FA: まだ車の運転の仕方を知らないの。普通はLargo以外どこにも行かないな。ほんとに。お兄ちゃんが運転してくれるから。近所を歩き回ったりはするけど、どこにも行かない。行きたくもないし。イースト・コーストに戻りたいけど。ヴェニスは良い場所ね、でもL.A.は汚いわ。毎日窓からL.A.の景色を見ることになったら死にたくなるわね。



PF: なにがあなたを長い間そこに留まらせているのですか?

FA: 私のワンちゃん、ジャネットのせいなの。13歳になるわ。ひどく病んでいて、もうすぐ死んでしまう。アジソン病にかかってしまって、危険だから彼女を動かしたくなくてね。ロス・アンジェラスではどこにも裏庭と犬用のドアがあって、おしっこする場所を聞かなくてもいいし。 病的に聞こえるかもしれないけど、ジャネットがそばにいないときは、彼女がもう死んだものと思うようにしているの。ツアーにはつれていけないし、これはかなり寂しく思ってる。彼女が死んだふりをするっていうアイディアは気に入っていて、そうすれば実際に死んでしまったときに彼女はまだ別の部屋にいるって思い込むことができるから。(生と死の)ラインをボヤカすのね。彼女が死ぬのを待っているとも言えるかな。

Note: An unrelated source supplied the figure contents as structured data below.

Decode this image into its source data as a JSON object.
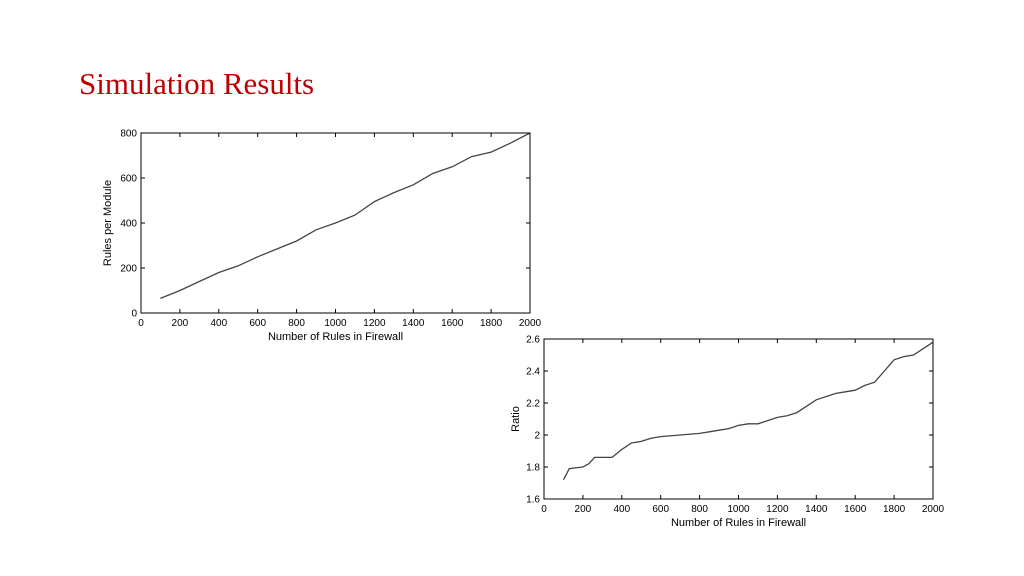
{
  "slide": {
    "title": "Simulation Results"
  },
  "chart_data": [
    {
      "type": "line",
      "xlabel": "Number of Rules in Firewall",
      "ylabel": "Rules per Module",
      "xlim": [
        0,
        2000
      ],
      "ylim": [
        0,
        800
      ],
      "xticks": [
        0,
        200,
        400,
        600,
        800,
        1000,
        1200,
        1400,
        1600,
        1800,
        2000
      ],
      "yticks": [
        0,
        200,
        400,
        600,
        800
      ],
      "grid": false,
      "series": [
        {
          "color": "#444444",
          "x": [
            100,
            200,
            300,
            400,
            500,
            600,
            700,
            800,
            900,
            1000,
            1100,
            1200,
            1300,
            1400,
            1500,
            1600,
            1700,
            1800,
            1900,
            2000
          ],
          "y": [
            65,
            100,
            140,
            180,
            210,
            250,
            285,
            320,
            370,
            400,
            435,
            495,
            535,
            570,
            620,
            650,
            695,
            715,
            755,
            800
          ]
        }
      ]
    },
    {
      "type": "line",
      "xlabel": "Number of Rules in Firewall",
      "ylabel": "Ratio",
      "xlim": [
        0,
        2000
      ],
      "ylim": [
        1.6,
        2.6
      ],
      "xticks": [
        0,
        200,
        400,
        600,
        800,
        1000,
        1200,
        1400,
        1600,
        1800,
        2000
      ],
      "yticks": [
        1.6,
        1.8,
        2,
        2.2,
        2.4,
        2.6
      ],
      "ytick_labels": [
        "1.6",
        "1.8",
        "2",
        "2.2",
        "2.4",
        "2.6"
      ],
      "grid": false,
      "series": [
        {
          "color": "#444444",
          "x": [
            100,
            130,
            200,
            230,
            260,
            300,
            350,
            400,
            450,
            500,
            550,
            600,
            700,
            800,
            850,
            900,
            950,
            1000,
            1050,
            1100,
            1150,
            1200,
            1250,
            1300,
            1350,
            1400,
            1450,
            1500,
            1550,
            1600,
            1650,
            1700,
            1750,
            1800,
            1850,
            1900,
            1950,
            2000
          ],
          "y": [
            1.72,
            1.79,
            1.8,
            1.82,
            1.86,
            1.86,
            1.86,
            1.91,
            1.95,
            1.96,
            1.98,
            1.99,
            2.0,
            2.01,
            2.02,
            2.03,
            2.04,
            2.06,
            2.07,
            2.07,
            2.09,
            2.11,
            2.12,
            2.14,
            2.18,
            2.22,
            2.24,
            2.26,
            2.27,
            2.28,
            2.31,
            2.33,
            2.4,
            2.47,
            2.49,
            2.5,
            2.54,
            2.58
          ]
        }
      ]
    }
  ]
}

周りに誰もいなくて、誰も話す相手がいないって言うのは変な気分よ。今私のホテルルームには金魚が二匹いる。スタッフが「もし付き添いが必要だったら、金魚を連れてきますよ。」と言ったの。だから私は「金魚持ってきて!」って。今二匹いるのは、水を換えなければならないときにスタッフが違う鉢を持ってきたから。私はもう「デスモンドを連れて行かないで!」って。

PF: デスモンドって名前をつけたの?

FA: なぜだかわからない。新しい子はまだ名前がない、でもデスモンドはどこにも行かなかった。それでいまは二匹いる。最高のやつらよ。私が顔を近づけると鉢の端にやってくる。まるでキスしにきたみたいに。